The EU Parliament lawmakers officially criminalized financial anonymity by imposing a series of privacy-invading crypto regulations. The majority of the house voted in favor of a controversial proposal that would require KYC for almost everything. Naturally, industry officials are against this decision saying it would stifle innovation and invade privacy. But, the eye of Sauron wants to see everything, even transactions less than $1,000! After all, every single tax payer dollar counts, especially in times of crisis.
Privacy Invading Crypto Regulations
First and Foremost, the bill calls for KYC (know your customer) for all transactions. Before this bill, all transactions over EUR 1,000 applied to anti-money laundering (AML) which required identification. This time however, over 90 lawmakers felt the need to broaden their horizons by extending AML requirements to all transactions. To be fair, since crypto transactions tend to be very cheap, big transactions could easily be divided into small ones in order to fly under the radar. However, privacy is seriously in jeopardy as crypto regulations continue to fight anonymity.

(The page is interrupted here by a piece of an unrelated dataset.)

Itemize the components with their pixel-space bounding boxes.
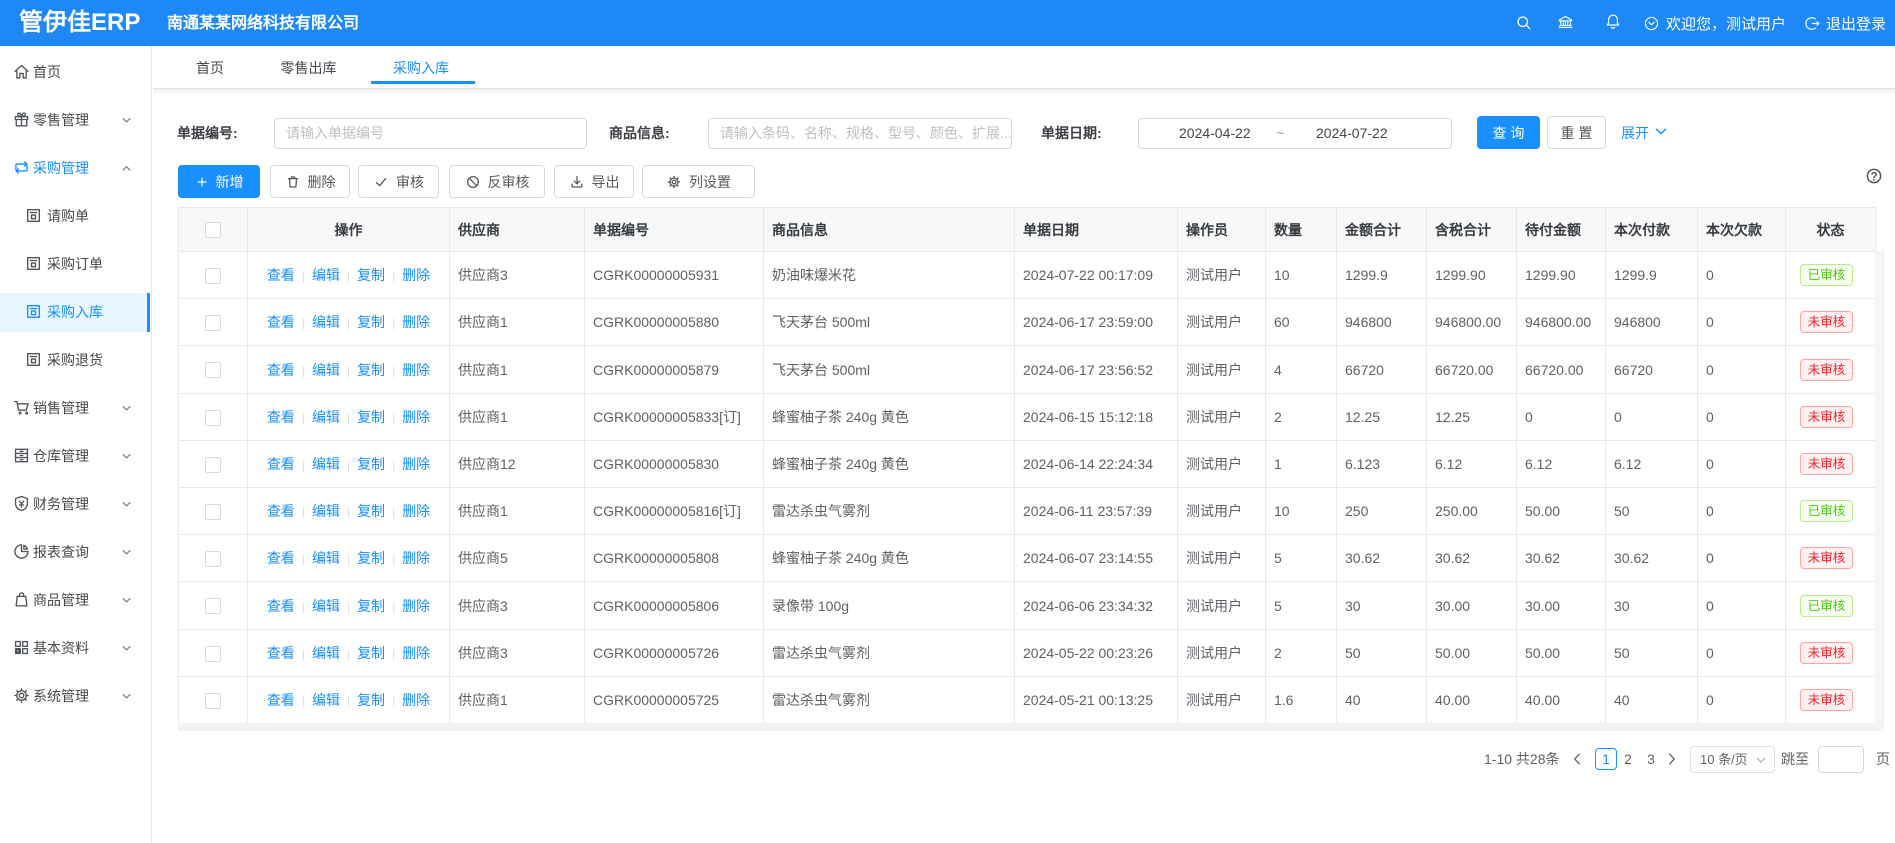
svg-text:?: ?: [1870, 171, 1877, 183]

Furthermore, the identification also extends to unhosted or self-hosted wallets. But that’s not all, crypto exchanges will have to fully cooperate with EU or they will be unable to work in EU . Although the details remain unclear, it would be safe to assume that exchanges will have to disclosed all customer data with the EU.
On the other hand, members of the European People’s Party (EPP) opposed the bill to no avail. Having called it a “de facto ban of self-hosted wallets” they condemned the new crypto regulations.
EPP’s economic spokesperson said in a statement:
“Such proposals are neither warranted nor proportionate, with this approach of regulating new technologies, the European Union will fall further behind other, more open-minded jurisdictions.”
More to Come?
Ironically, according to a report in late 2021, less than 0.05% of crypto transactions account for money laundering. Subsequently, these heavy-handed crypto regulations seem to be politically motivated as a way to prevent possible Russia from undermining new sanctions.
Interestingly, a separate legal proposal is also in the works that would stop transfers made to “non-compliant” crypto service providers. This proposal includes service providers operating in the EU without authorization or those not affiliated to the EU.
For the most part, industry giants condemned the latest onslaught of crypto regulations and threatened to take the matter to the EU courts. Coinsbase CEO Brian Armstrong warned in a tweet posted on Wednesday that the exchange would have to report to the authorities any time a customer received over EUR 1,000 of crypto from a self-hosted wallet.
In addition to the parliament, EU ministers should also agree with the proposal in order to pass the law.